Troup Co. Adult Mental Health holds graduation
Published 7:38 pm Friday, September 15, 2017
The Troup County Adult Mental Health Court held its second annual graduation ceremony Thursday afternoon. The adult mental health court is an alternative program for those who commit felonies and misdemeanors while also struggling with mental health issues, according to LaGrange police officer Jim Davison.
“A lot of people just don’t really have the ability or skills to be accountable for everyday life, going to work, having a job, being on time, making appointments, that kind of thing. I think it kind of helps people do that, get plugged into the routine being of responsible and having a schedule, having a calendar and adhering to it,” Davison said. “If you look at where the money is spent and what we do, it’s the same people going through the system often. A lot of times it’s because we’re not really connecting them with any kind of help they really need and that’s why they keep reoffending.”
Twelve participants graduated the program, Davison said. The program is focused more on the mental health of offenders than the crimes they committed, he said.
“The nexus is a mental health diagnosis of some kind. It could be depression, it could be bipolar, it could be schizophrenia, it could be a number of mental health kind of things. The crime isn’t the important part of the nexus as is the mental health aspect,” he said. “If it’s a mental health problem, that has to be addressed or they’ll offend potentially. It really has value.”
According to case manager LaNisha Rivers, the initiative started in 2011, and the program had its first member enter in 2013. The program has had 26 people graduate since. Rivers said the intensive treatment benefits participants and the community.
“It costs $45 a day to house an inmate at the Troup County Jail. By allowing participants to enter mental health court, both the community and the participants benefit,” Rivers said. “Overall the mental health court saves lives and our team members have the privilege of watching our members grow as individuals.”
According to Judge A. Quillian Baldwin Jr, the program lasts for a year for those convicted with misdemeanors and 18 months for those with felonies. He said the program is not an easy task for participants.
“It is not easy, and we don’t just slap them on that hand,” Baldwin said. “We’re pretty tough about what they do and what they have to do.”
After being referred to the program, participants are assessed by program coordinator and case manager. Then, the district attorney or solicitor general determine if individual is appropriate for the program based on their criminal history, Baldwin said.

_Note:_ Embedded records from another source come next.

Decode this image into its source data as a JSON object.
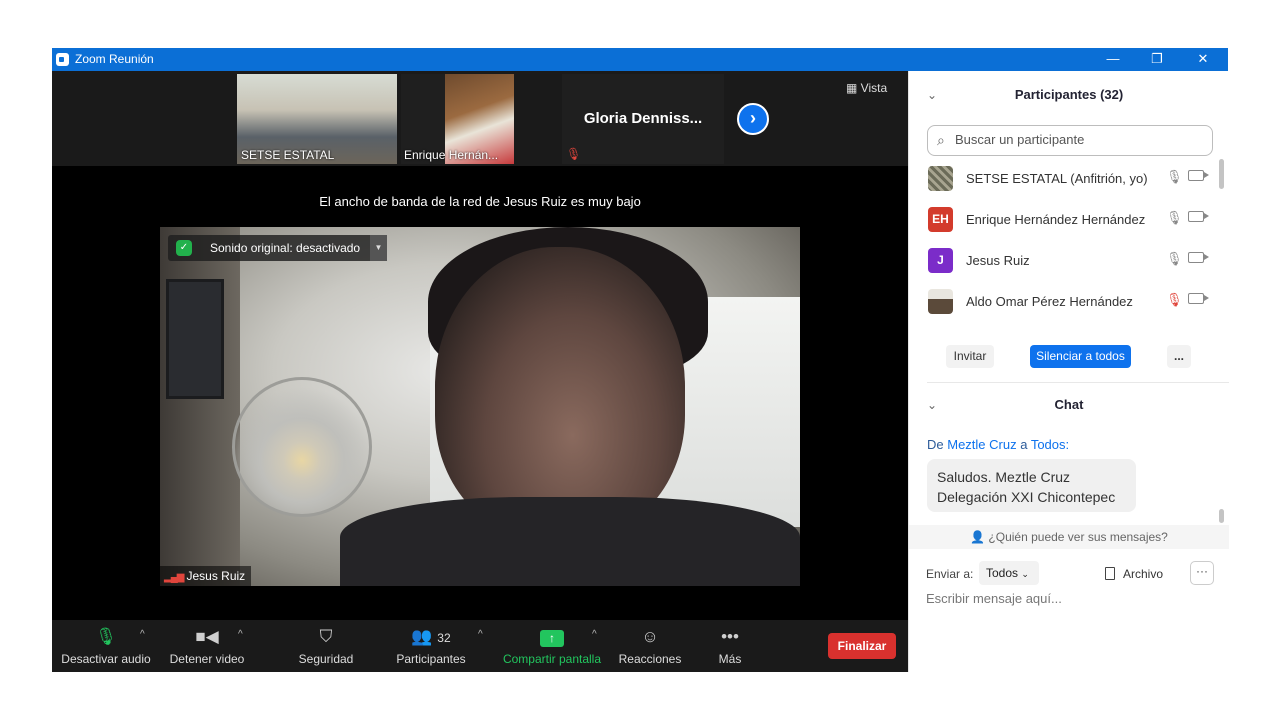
{
  "window": {
    "title": "Zoom Reunión",
    "controls": [
      "—",
      "❐",
      "✕"
    ]
  },
  "strip": {
    "thumbnails": [
      {
        "name": "SETSE ESTATAL"
      },
      {
        "name": "Enrique Hernán..."
      },
      {
        "name": "Gloria  Denniss..."
      }
    ],
    "next_icon": "›",
    "view_label": "Vista"
  },
  "banner": "El ancho de banda de la red de Jesus Ruiz es muy bajo",
  "speaker": {
    "audio_status": "Sonido original: desactivado",
    "name": "Jesus Ruiz"
  },
  "toolbar": {
    "items": [
      {
        "label": "Desactivar audio",
        "icon": "microphone-icon"
      },
      {
        "label": "Detener video",
        "icon": "video-camera-icon"
      },
      {
        "label": "Seguridad",
        "icon": "shield-icon"
      },
      {
        "label": "Participantes",
        "icon": "participants-icon",
        "count": "32"
      },
      {
        "label": "Compartir pantalla",
        "icon": "share-screen-icon"
      },
      {
        "label": "Reacciones",
        "icon": "reactions-icon"
      },
      {
        "label": "Más",
        "icon": "more-icon"
      }
    ],
    "end_label": "Finalizar",
    "colors": {
      "share": "#22c55e",
      "end": "#d9312e"
    }
  },
  "participants_panel": {
    "title": "Participantes (32)",
    "search_placeholder": "Buscar un participante",
    "list": [
      {
        "name": "SETSE ESTATAL (Anfitrión, yo)",
        "avatar": "",
        "avatar_color": "#6b6b58",
        "muted": false
      },
      {
        "name": "Enrique Hernández Hernández",
        "avatar": "EH",
        "avatar_color": "#d33b2c",
        "muted": false
      },
      {
        "name": "Jesus Ruiz",
        "avatar": "J",
        "avatar_color": "#7b2cc9",
        "muted": false
      },
      {
        "name": "Aldo Omar Pérez Hernández",
        "avatar": "",
        "avatar_color": "#5b4a3a",
        "muted": true
      }
    ],
    "invite_label": "Invitar",
    "mute_all_label": "Silenciar a todos",
    "more_label": "..."
  },
  "chat_panel": {
    "title": "Chat",
    "from_prefix": "De ",
    "from_name": "Meztle Cruz",
    "from_suffix": " a ",
    "to_name": "Todos:",
    "message_line1": "Saludos. Meztle Cruz",
    "message_line2": "Delegación XXI Chicontepec",
    "who_sees": "¿Quién puede ver sus mensajes?",
    "send_to_label": "Enviar a:",
    "send_to_value": "Todos",
    "file_label": "Archivo",
    "more_label": "···",
    "input_placeholder": "Escribir mensaje aquí..."
  }
}
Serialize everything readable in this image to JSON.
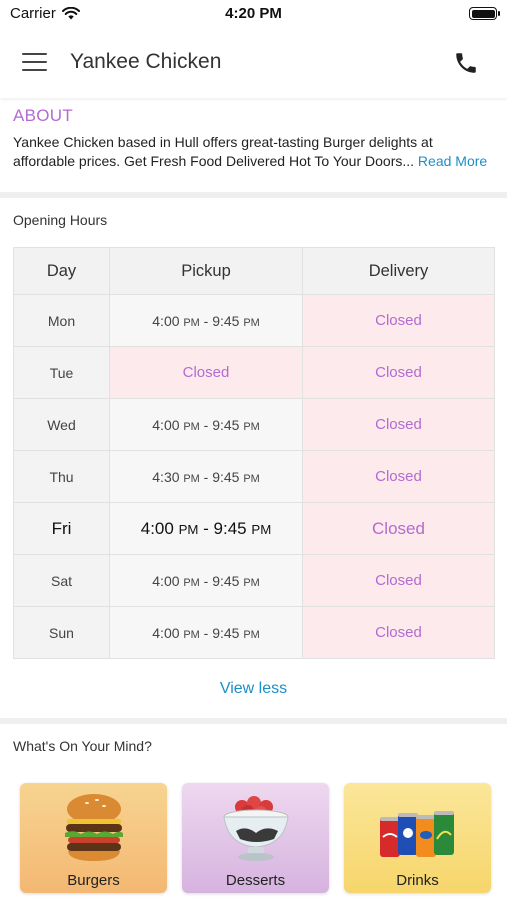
{
  "status_bar": {
    "carrier": "Carrier",
    "time": "4:20 PM"
  },
  "header": {
    "title": "Yankee Chicken"
  },
  "about": {
    "title": "ABOUT",
    "text": "Yankee Chicken based in Hull offers great-tasting Burger delights at affordable prices. Get Fresh Food Delivered Hot To Your Doors...",
    "read_more": "Read More"
  },
  "opening_hours": {
    "label": "Opening Hours",
    "columns": [
      "Day",
      "Pickup",
      "Delivery"
    ],
    "rows": [
      {
        "day": "Mon",
        "pickup": "4:00 PM - 9:45 PM",
        "delivery": "Closed"
      },
      {
        "day": "Tue",
        "pickup": "Closed",
        "delivery": "Closed"
      },
      {
        "day": "Wed",
        "pickup": "4:00 PM - 9:45 PM",
        "delivery": "Closed"
      },
      {
        "day": "Thu",
        "pickup": "4:30 PM - 9:45 PM",
        "delivery": "Closed"
      },
      {
        "day": "Fri",
        "pickup": "4:00 PM - 9:45 PM",
        "delivery": "Closed",
        "today": true
      },
      {
        "day": "Sat",
        "pickup": "4:00 PM - 9:45 PM",
        "delivery": "Closed"
      },
      {
        "day": "Sun",
        "pickup": "4:00 PM - 9:45 PM",
        "delivery": "Closed"
      }
    ],
    "view_less": "View less"
  },
  "categories": {
    "label": "What's On Your Mind?",
    "items": [
      {
        "label": "Burgers",
        "icon": "burger-icon"
      },
      {
        "label": "Desserts",
        "icon": "dessert-bowl-icon"
      },
      {
        "label": "Drinks",
        "icon": "soda-cans-icon"
      }
    ]
  },
  "colors": {
    "accent_purple": "#b46ad3",
    "link_blue": "#1d8fc7",
    "closed_bg": "#fdeaec"
  }
}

“If the prosecutor approves, the mental health team then decides whether or not the participant will be accepted into the program,” he said. “It’s not easy to get in.”
According to Baldwin, a counselor at mental health service Pathways creates a treatment plan for each participant. Treatment includes individual counseling sessions, group counseling, day treatment and medication management. The judge said participants are also required to have random drug screenings throughout the week and those that do not comply with the program receive sanctions.
“The people that are graduating today have been through some tough things,” he said.
Participant graduate Shena Noles said the program was wonderful.
“If it wasn’t for that, I wouldn’t be here. [The court team members] were very, very supportive, you couldn’t meet better people,” Noles said. “Usually we think officers are against us, but they’re not. James Dawson (the felony probation officer) really inspired me.”